Wie norwegische Behörden am Montag in Oslo bestätigten, wurde Høiby am Sonntagabend erneut in Gewahrsam genommen – diesmal wegen neuer schwerer Vorwürfe. Im Raum stehen laut Polizei mutmaßliche Körperverletzung, Bedrohung mit einem Messer sowie ein Verstoß gegen ein bestehendes Kontaktverbot.

Gegenüber der norwegischen Zeitung VG bestätigte die Polizei, dass es am Wochenende tatsächlich zu einer Messer-Attacke gekommen sein soll. Besonders brisant: Marius soll in den vergangenen Wochen wiederholt Kontakt zu einem mutmaßlichen Opfer aufgenommen haben, obwohl ihm dies ausdrücklich untersagt worden war.

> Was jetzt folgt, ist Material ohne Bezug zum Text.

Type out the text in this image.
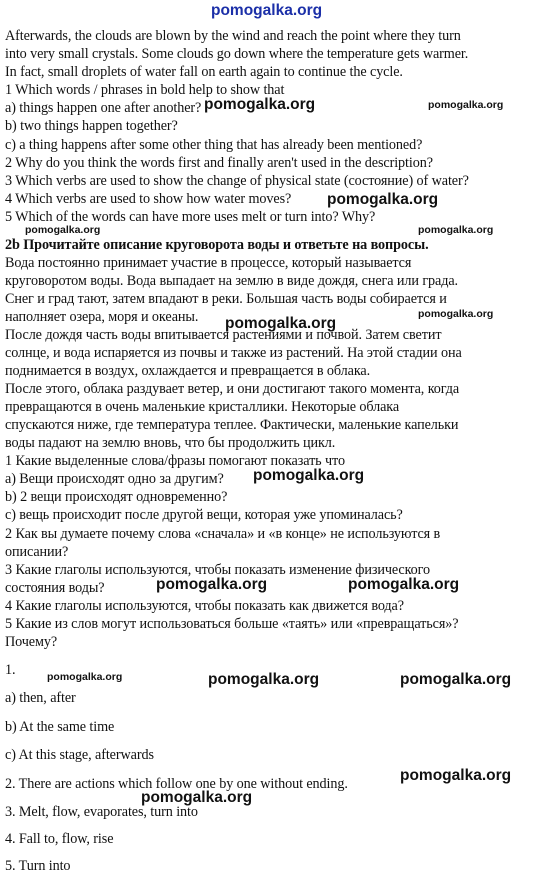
pomogalka.org
pomogalka.org	pomogalka.org
pomogalka.org
pomogalka.org	pomogalka.org
pomogalka.org
pomogalka.org
pomogalka.org
pomogalka.org	pomogalka.org
pomogalka.org	pomogalka.org	pomogalka.org
pomogalka.org
pomogalka.org
Afterwards, the clouds are blown by the wind and reach the point where they turn
into very small crystals. Some clouds go down where the temperature gets warmer.
In fact, small droplets of water fall on earth again to continue the cycle.
1 Which words / phrases in bold help to show that
a) things happen one after another?
b) two things happen together?
c) a thing happens after some other thing that has already been mentioned?
2 Why do you think the words first and finally aren't used in the description?
3 Which verbs are used to show the change of physical state (состояние) of water?
4 Which verbs are used to show how water moves?
5 Which of the words can have more uses melt or turn into? Why?
2b Прочитайте описание круговорота воды и ответьте на вопросы.
Вода постоянно принимает участие в процессе, который называется
круговоротом воды. Вода выпадает на землю в виде дождя, снега или града.
Снег и град тают, затем впадают в реки. Большая часть воды собирается и
наполняет озера, моря и океаны.
После дождя часть воды впитывается растениями и почвой. Затем светит
солнце, и вода испаряется из почвы и также из растений. На этой стадии она
поднимается в воздух, охлаждается и превращается в облака.
После этого, облака раздувает ветер, и они достигают такого момента, когда
превращаются в очень маленькие кристаллики. Некоторые облака
спускаются ниже, где температура теплее. Фактически, маленькие капельки
воды падают на землю вновь, что бы продолжить цикл.
1 Какие выделенные слова/фразы помогают показать что
а) Вещи происходят одно за другим?
b) 2 вещи происходят одновременно?
с) вещь происходит после другой вещи, которая уже упоминалась?
2 Как вы думаете почему слова «сначала» и «в конце» не используются в
описании?
3 Какие глаголы используются, чтобы показать изменение физического
состояния воды?
4 Какие глаголы используются, чтобы показать как движется вода?
5 Какие из слов могут использоваться больше «таять» или «превращаться»?
Почему?
1.
a) then, after
b) At the same time
c) At this stage, afterwards
2. There are actions which follow one by one without ending.
3. Melt, flow, evaporates, turn into
4. Fall to, flow, rise
5. Turn into
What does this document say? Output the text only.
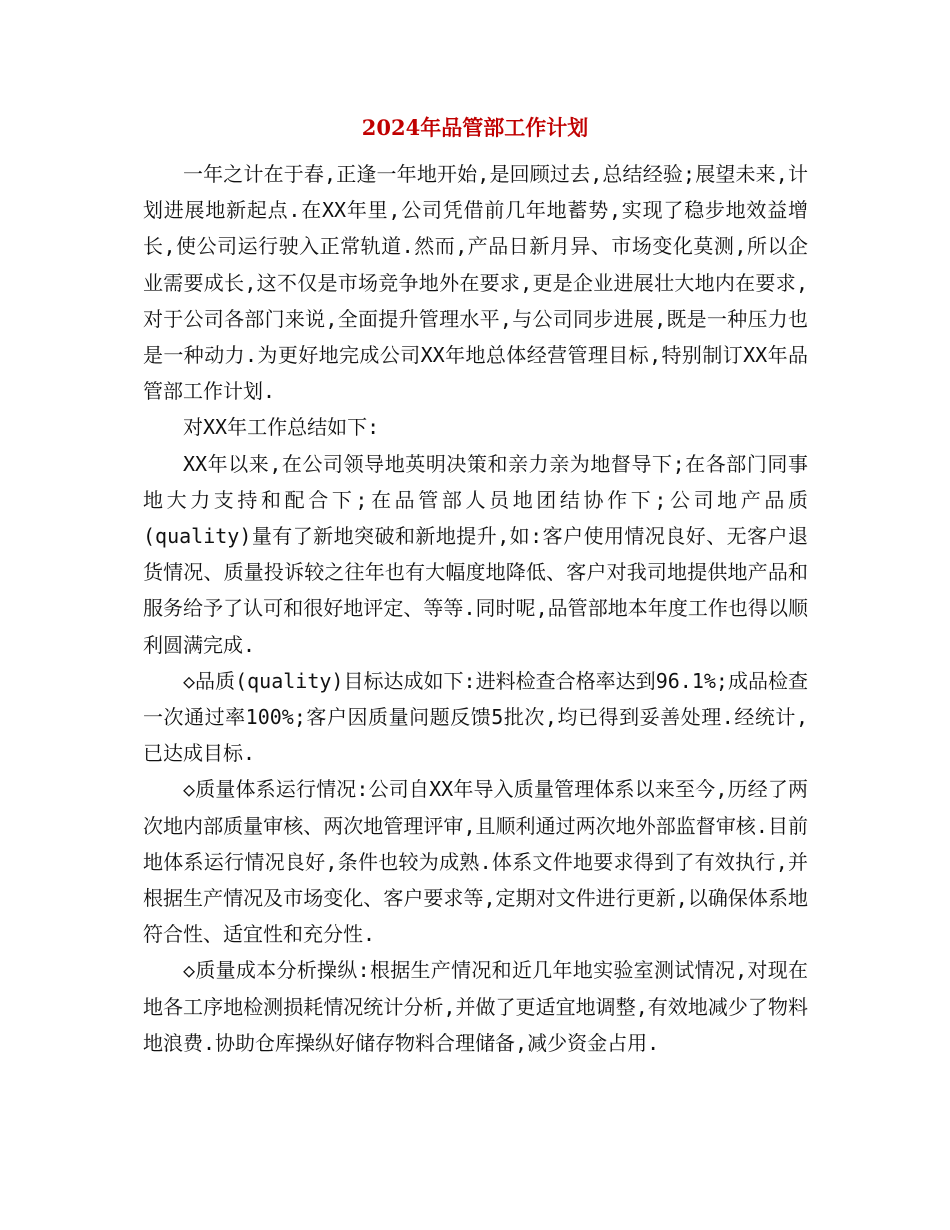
2024年品管部工作计划

一年之计在于春,正逢一年地开始,是回顾过去,总结经验;展望未来,计划进展地新起点.在XX年里,公司凭借前几年地蓄势,实现了稳步地效益增长,使公司运行驶入正常轨道.然而,产品日新月异、市场变化莫测,所以企业需要成长,这不仅是市场竞争地外在要求,更是企业进展壮大地内在要求,对于公司各部门来说,全面提升管理水平,与公司同步进展,既是一种压力也是一种动力.为更好地完成公司XX年地总体经营管理目标,特别制订XX年品管部工作计划.

对XX年工作总结如下:

XX年以来,在公司领导地英明决策和亲力亲为地督导下;在各部门同事地大力支持和配合下;在品管部人员地团结协作下;公司地产品质(quality)量有了新地突破和新地提升,如:客户使用情况良好、无客户退货情况、质量投诉较之往年也有大幅度地降低、客户对我司地提供地产品和服务给予了认可和很好地评定、等等.同时呢,品管部地本年度工作也得以顺利圆满完成.

◇品质(quality)目标达成如下:进料检查合格率达到96.1%;成品检查一次通过率100%;客户因质量问题反馈5批次,均已得到妥善处理.经统计,已达成目标.

◇质量体系运行情况:公司自XX年导入质量管理体系以来至今,历经了两次地内部质量审核、两次地管理评审,且顺利通过两次地外部监督审核.目前地体系运行情况良好,条件也较为成熟.体系文件地要求得到了有效执行,并根据生产情况及市场变化、客户要求等,定期对文件进行更新,以确保体系地符合性、适宜性和充分性.

◇质量成本分析操纵:根据生产情况和近几年地实验室测试情况,对现在地各工序地检测损耗情况统计分析,并做了更适宜地调整,有效地减少了物料地浪费.协助仓库操纵好储存物料合理储备,减少资金占用.
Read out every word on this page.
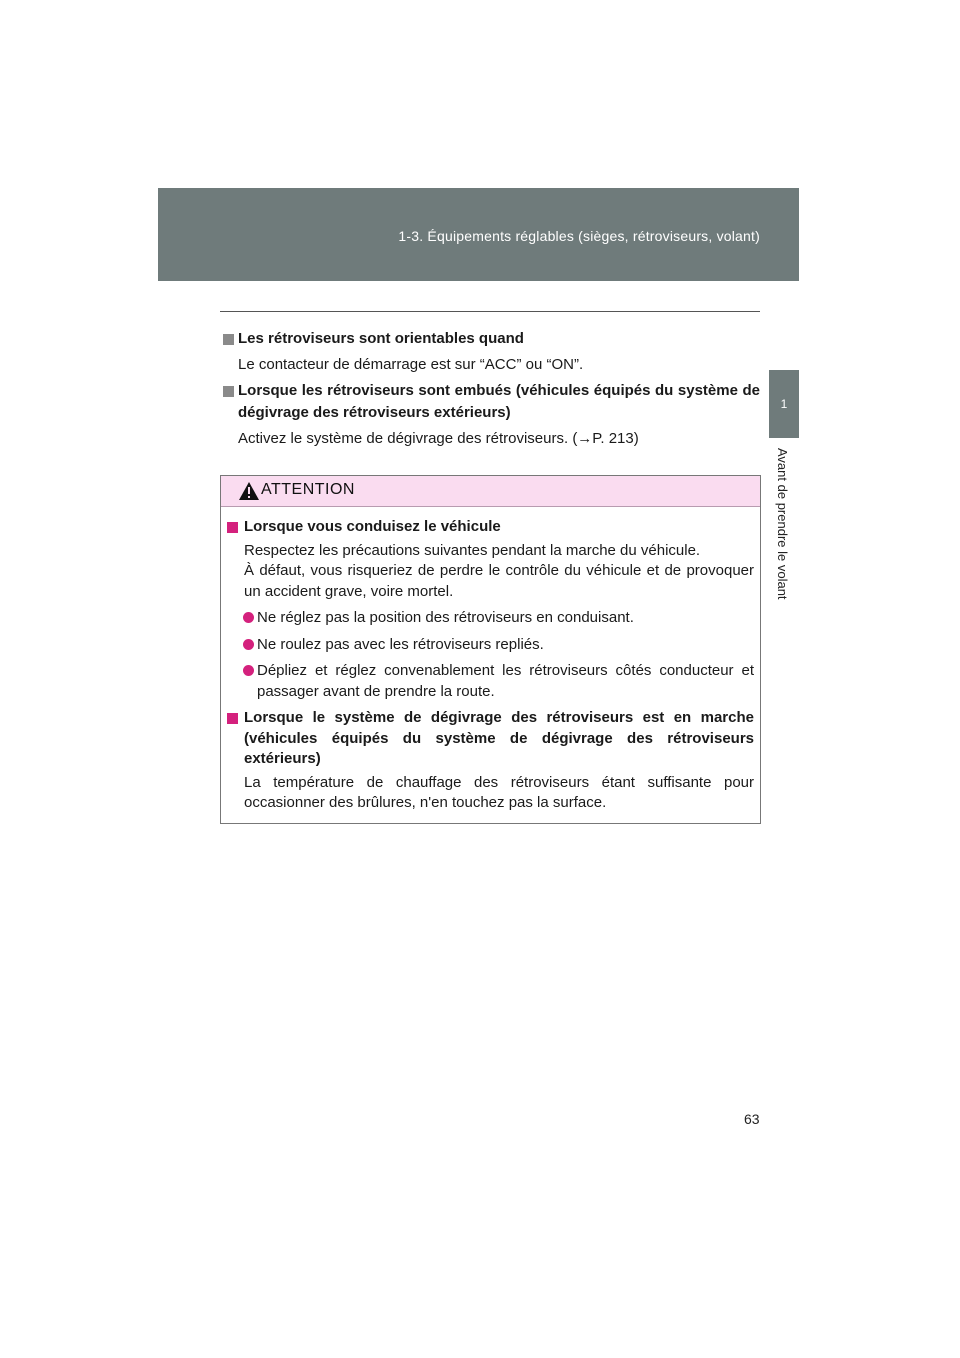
1-3. Équipements réglables (sièges, rétroviseurs, volant)
1
Avant de prendre le volant
Les rétroviseurs sont orientables quand
Le contacteur de démarrage est sur “ACC” ou “ON”.
Lorsque les rétroviseurs sont embués (véhicules équipés du système de dégivrage des rétroviseurs extérieurs)
Activez le système de dégivrage des rétroviseurs. (→P. 213)
ATTENTION
Lorsque vous conduisez le véhicule
Respectez les précautions suivantes pendant la marche du véhicule.
À défaut, vous risqueriez de perdre le contrôle du véhicule et de provoquer un accident grave, voire mortel.
Ne réglez pas la position des rétroviseurs en conduisant.
Ne roulez pas avec les rétroviseurs repliés.
Dépliez et réglez convenablement les rétroviseurs côtés conducteur et passager avant de prendre la route.
Lorsque le système de dégivrage des rétroviseurs est en marche (véhicules équipés du système de dégivrage des rétroviseurs extérieurs)
La température de chauffage des rétroviseurs étant suffisante pour occasionner des brûlures, n'en touchez pas la surface.
63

Wiederholungsgefahr – U-Haft beantragt

Aufgrund der akuten Wiederholungsgefahr hat die Staatsanwaltschaft nun Untersuchungshaft beantragt. Sollte ein Richter dem Antrag stattgeben, müsste Marius bis zu vier Wochen in U-Haft verbringen. Doch genau hier kommt die nächste Wendung ins Spiel.

Parallel wird laut Medienberichten geprüft, ob Marius in eine psychiatrische Einrichtung eingewiesen wird. Sollte dieser Schritt erfolgen, könnte der für Dienstag angesetzte Prozess gar nicht starten – eine Verschiebung wäre dann kaum zu vermeiden.

Welche Entscheidung fällt, soll in den kommenden Stunden geklärt werden.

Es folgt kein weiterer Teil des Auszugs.